The researchers conducted a 52-week phase 3, randomized, double-blind, placebo-controlled trial. They enrolled 408 subjects between the ages of 6 and 11 years, all diagnosed with uncontrolled moderate-to-severe asthma.

The subjects received a subcutaneous injection of dupilumab (n=273) 100 mg for those weighing ≤30 kg and 200 mg for those weighing >30 kg, or matched placebo (n=135) every 2 weeks. All subjects continued to receive a stable dose of standard background treatment.

The primary end point was the annualized rate of severe asthma exacerbations.

Secondary end points included the change in the percentage of predicted prebronchodilator forced expiratory volume in 1 second (ppFEV1) at week 12, and the score on the Asthma Control Questionnaire 7 Interviewer-Administered (ACQ-7-IA) at week 24.

In subjects with the type 2 inflammatory phenotype, the annualized rate of severe asthma exacerbations was 0.31with dupilumab and 0.75 with placebo (P<0.001), a statistically significant difference.

The mean change from baseline in the ppFEV1 was 10.5% with dupilumab and 5.3% with placebo, a statistically significant mean difference of 5.2% (P<0.001).

Dupilumab subjects also achieved significantly better asthma control than placebo subjects (P<0.001).
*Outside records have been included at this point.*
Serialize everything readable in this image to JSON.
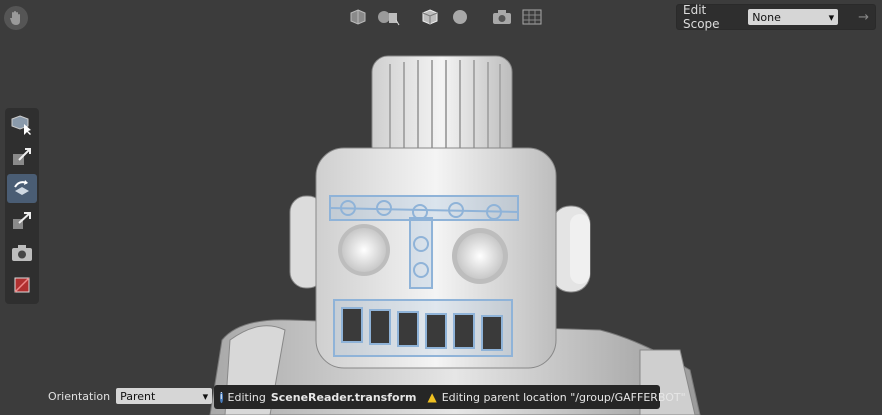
{
  "edit_scope": {
    "label": "Edit Scope",
    "value": "None"
  },
  "orientation": {
    "label": "Orientation",
    "value": "Parent"
  },
  "status": {
    "editing_prefix": "Editing",
    "editing_target": "SceneReader.transform",
    "warning_text": "Editing parent location \"/group/GAFFERBOT\""
  },
  "icons": {
    "top_toolbar": [
      "shading-mode-icon",
      "expansion-icon",
      "wireframe-icon",
      "sphere-icon",
      "camera-icon",
      "grid-icon"
    ],
    "left_tools": [
      "selection-tool-icon",
      "translate-tool-icon",
      "rotate-tool-icon",
      "scale-tool-icon",
      "camera-tool-icon",
      "crop-window-tool-icon"
    ]
  },
  "colors": {
    "selection_wire": "#8fb3d8",
    "active_tool": "#4a5d74",
    "background": "#3c3c3c"
  }
}
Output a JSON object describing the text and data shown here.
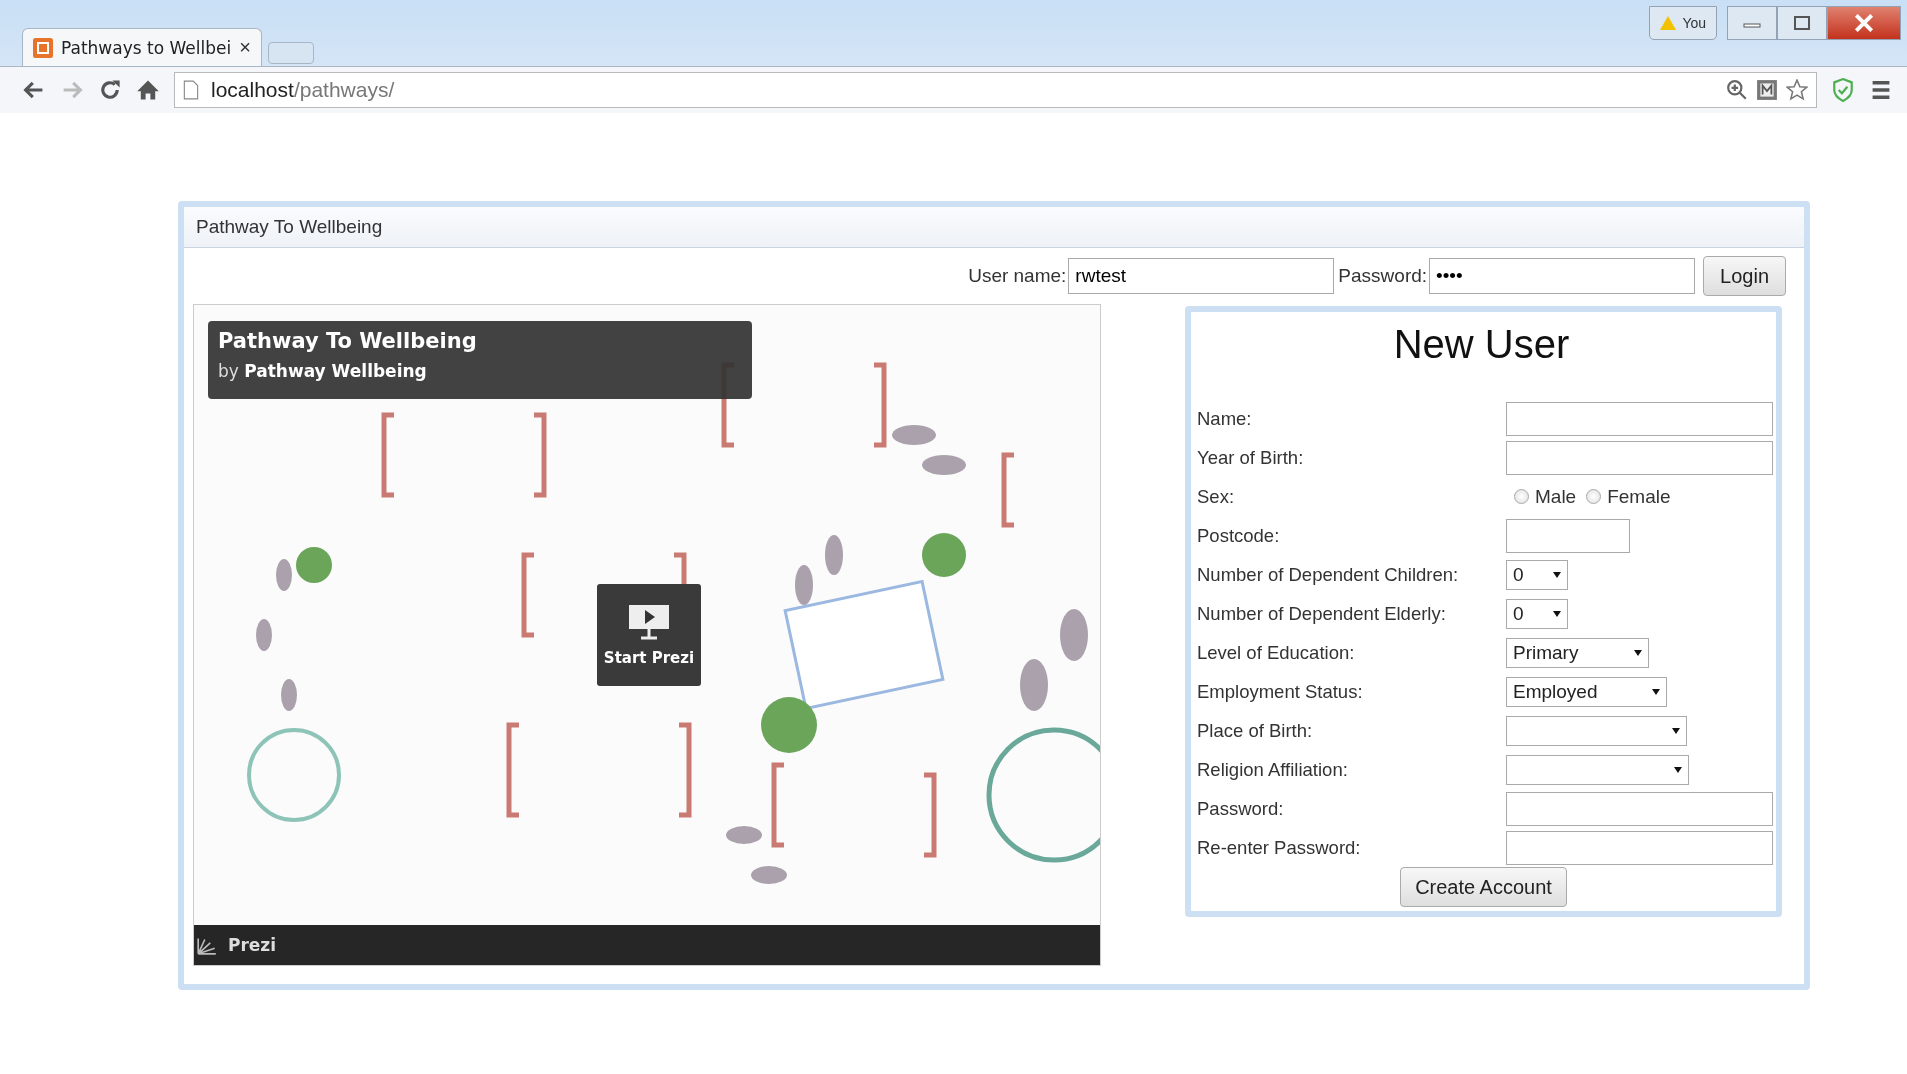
{
  "browser": {
    "tab_title": "Pathways to Wellbei",
    "tab_close": "×",
    "url_host": "localhost",
    "url_path": "/pathways/",
    "profile_label": "You"
  },
  "panel": {
    "title": "Pathway To Wellbeing"
  },
  "login": {
    "username_label": "User name:",
    "username_value": "rwtest",
    "password_label": "Password:",
    "password_value": "••••",
    "button": "Login"
  },
  "prezi": {
    "title": "Pathway To Wellbeing",
    "by": "by",
    "author": "Pathway Wellbeing",
    "start_label": "Start Prezi",
    "brand": "Prezi"
  },
  "new_user": {
    "title": "New User",
    "fields": [
      {
        "label": "Name:",
        "kind": "text"
      },
      {
        "label": "Year of Birth:",
        "kind": "text"
      },
      {
        "label": "Sex:",
        "kind": "radio",
        "options": [
          {
            "label": "Male",
            "selected": false
          },
          {
            "label": "Female",
            "selected": false
          }
        ]
      },
      {
        "label": "Postcode:",
        "kind": "short"
      },
      {
        "label": "Number of Dependent Children:",
        "kind": "select",
        "value": "0"
      },
      {
        "label": "Number of Dependent Elderly:",
        "kind": "select",
        "value": "0"
      },
      {
        "label": "Level of Education:",
        "kind": "select",
        "value": "Primary"
      },
      {
        "label": "Employment Status:",
        "kind": "select",
        "value": "Employed"
      },
      {
        "label": "Place of Birth:",
        "kind": "select"
      },
      {
        "label": "Religion Affiliation:",
        "kind": "select"
      },
      {
        "label": "Password:",
        "kind": "text"
      },
      {
        "label": "Re-enter Password:",
        "kind": "text"
      }
    ],
    "button": "Create Account"
  }
}
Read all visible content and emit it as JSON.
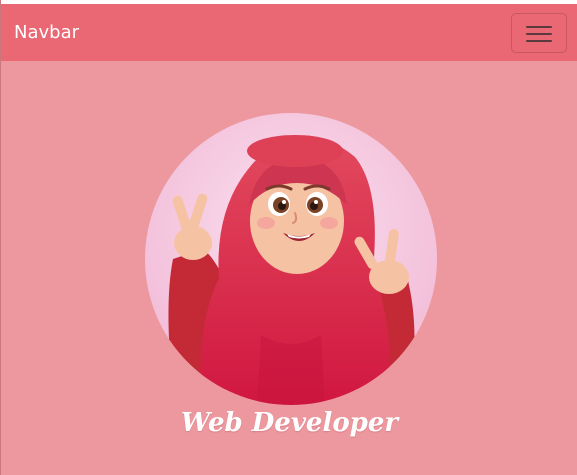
{
  "navbar": {
    "brand": "Navbar",
    "toggle_icon": "hamburger-menu-icon"
  },
  "hero": {
    "avatar_icon": "hijab-girl-peace-sign-avatar",
    "caption": "Web Developer"
  },
  "colors": {
    "page_background": "#ec989e",
    "navbar_background": "#e96874",
    "avatar_circle": "#f3c6e0",
    "hijab": "#d92d4a",
    "caption_text": "#ffffff"
  }
}
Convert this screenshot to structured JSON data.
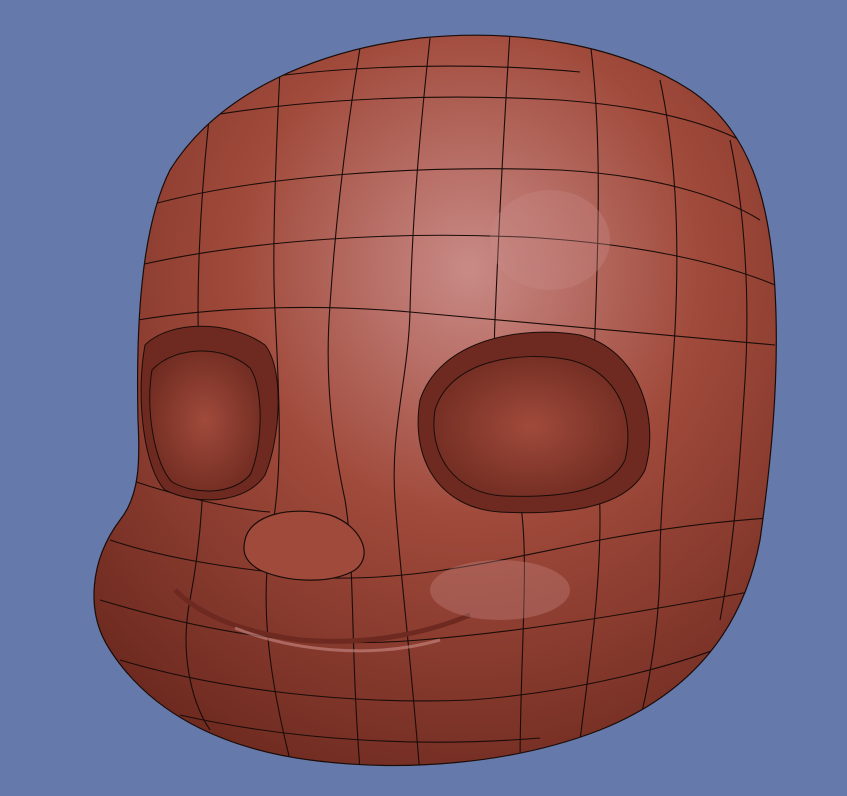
{
  "viewport": {
    "background_color": "#6579aa",
    "mesh_color": "#a04a3b",
    "mesh_shadow_color": "#6e2a20",
    "mesh_highlight_color": "#c98a86",
    "wireframe_color": "#1a0c08"
  },
  "model": {
    "icon": "cartoon-head-mesh",
    "features": [
      "cranium",
      "left-eye-socket",
      "right-eye-socket",
      "nose",
      "mouth",
      "cheeks"
    ]
  }
}
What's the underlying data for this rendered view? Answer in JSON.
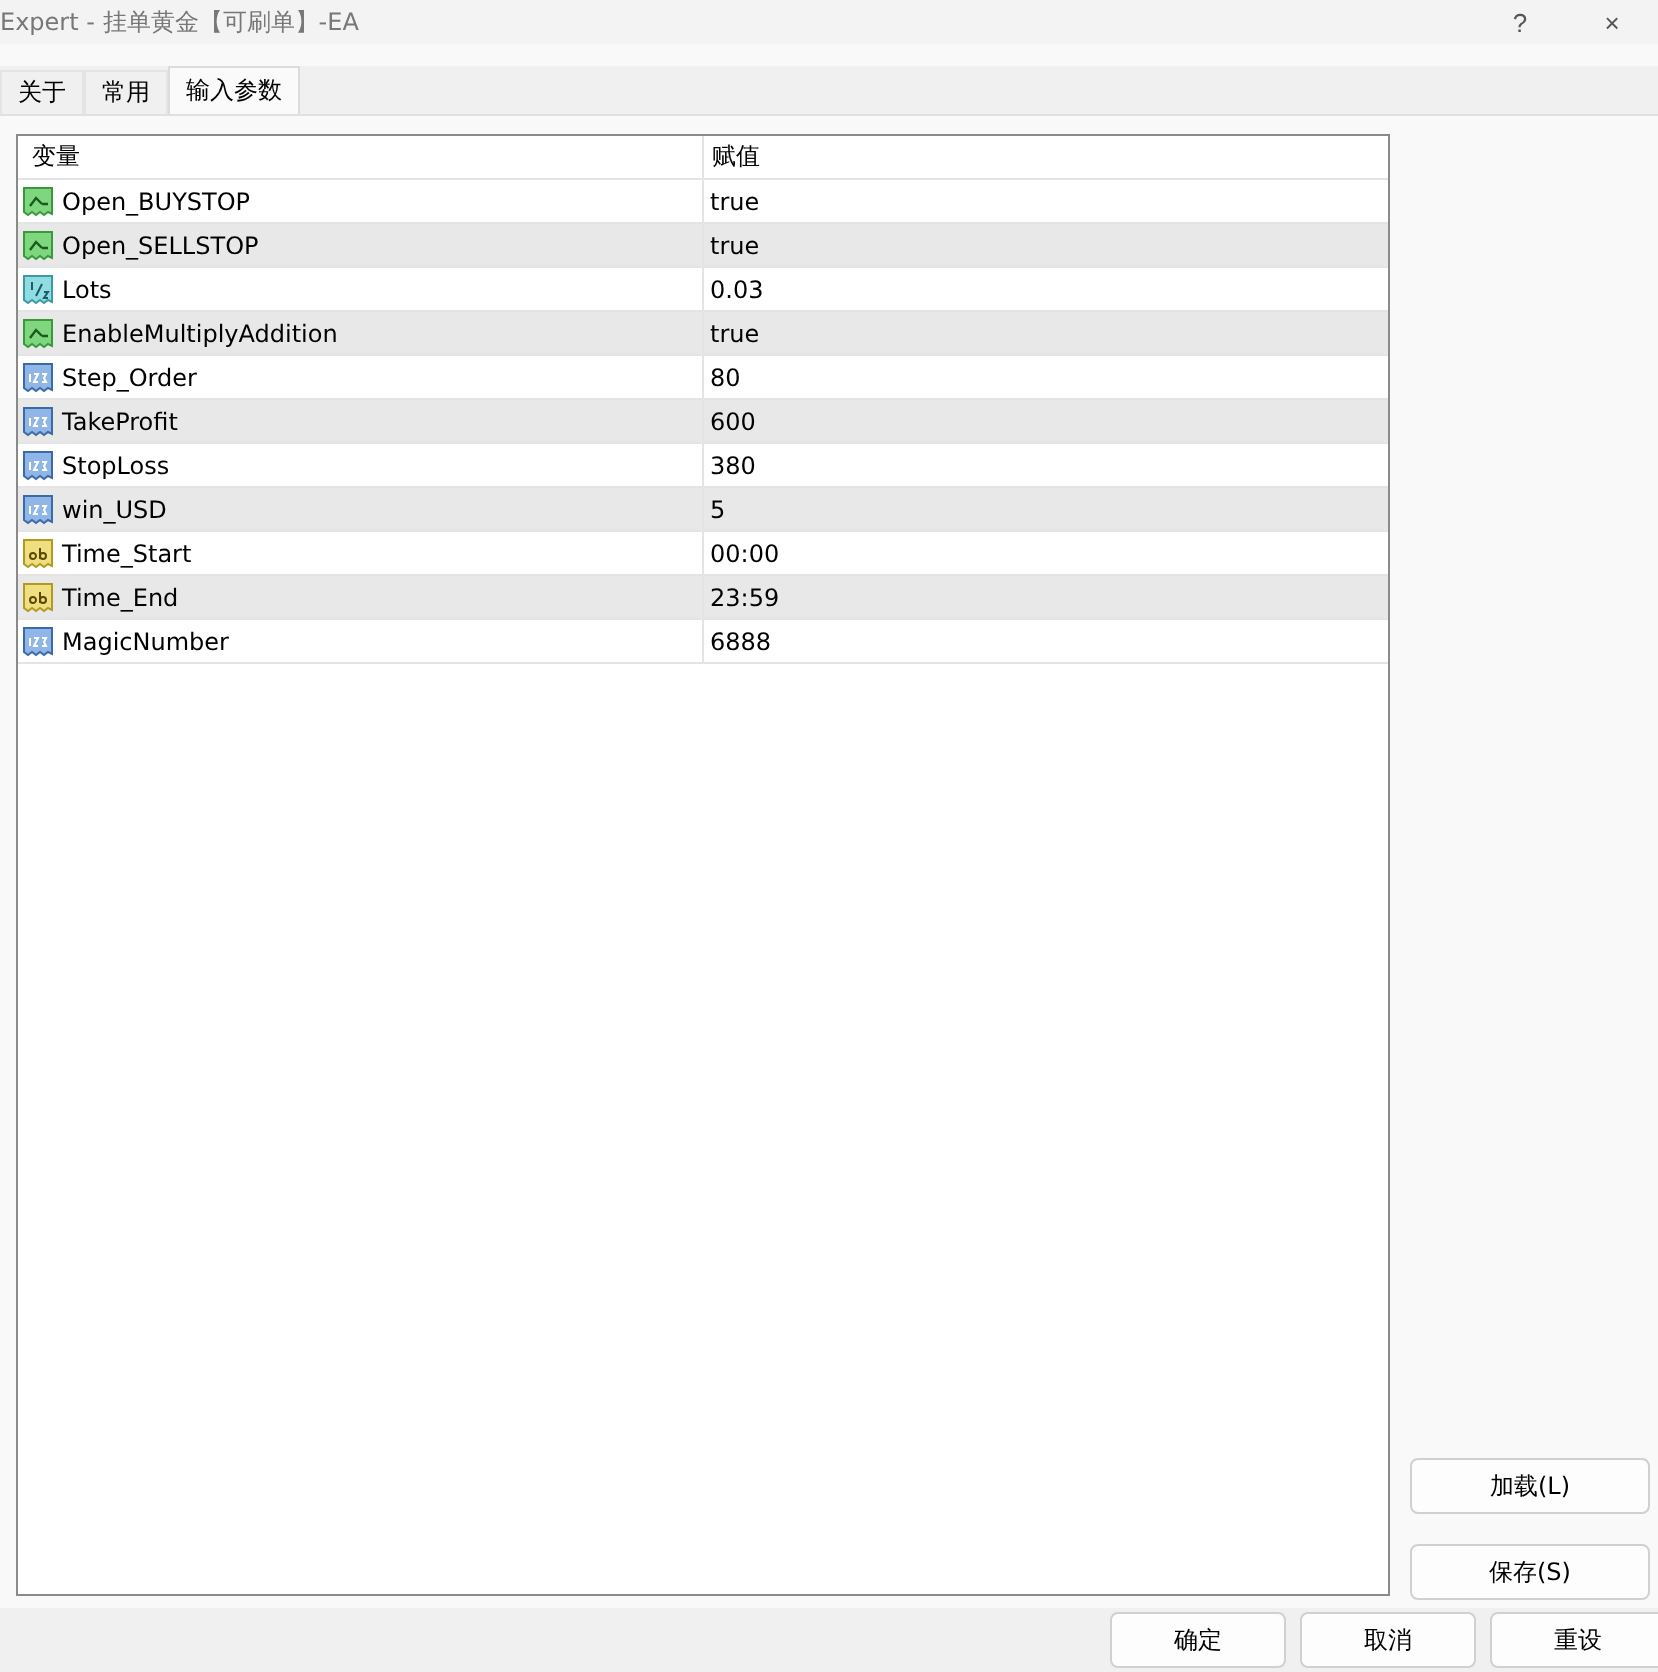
{
  "window": {
    "title": "Expert - 挂单黄金【可刷单】-EA",
    "help": "?",
    "close": "×"
  },
  "tabs": [
    {
      "label": "关于",
      "selected": false
    },
    {
      "label": "常用",
      "selected": false
    },
    {
      "label": "输入参数",
      "selected": true
    }
  ],
  "table": {
    "columns": [
      "变量",
      "赋值"
    ],
    "rows": [
      {
        "kind": "bool",
        "name": "Open_BUYSTOP",
        "value": "true"
      },
      {
        "kind": "bool",
        "name": "Open_SELLSTOP",
        "value": "true"
      },
      {
        "kind": "double",
        "name": "Lots",
        "value": "0.03"
      },
      {
        "kind": "bool",
        "name": "EnableMultiplyAddition",
        "value": "true"
      },
      {
        "kind": "int",
        "name": "Step_Order",
        "value": "80"
      },
      {
        "kind": "int",
        "name": "TakeProfit",
        "value": "600"
      },
      {
        "kind": "int",
        "name": "StopLoss",
        "value": "380"
      },
      {
        "kind": "int",
        "name": "win_USD",
        "value": "5"
      },
      {
        "kind": "string",
        "name": "Time_Start",
        "value": "00:00"
      },
      {
        "kind": "string",
        "name": "Time_End",
        "value": "23:59"
      },
      {
        "kind": "int",
        "name": "MagicNumber",
        "value": "6888"
      }
    ]
  },
  "side_buttons": [
    "加载(L)",
    "保存(S)"
  ],
  "footer_buttons": [
    "确定",
    "取消",
    "重设"
  ]
}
The authors concluded, “Among the children between the ages of 6 and 11 years in our trial who had uncontrolled moderate-to-severe asthma, those who added dupilumab to their standard therapy had a significantly lower rate of severe asthma exacerbations and had better lung function and asthma control than those who received placebo. Few randomized trials of add-on biologic therapy have been conducted in this age group, and we found that add-on dupilumab provided a clinically meaningful effect on lung function.”

In October, 2021, dupilumab was approved in in the United States for treatment of uncontrolled moderate-to-severe asthma among children between the ages of 6 and 11.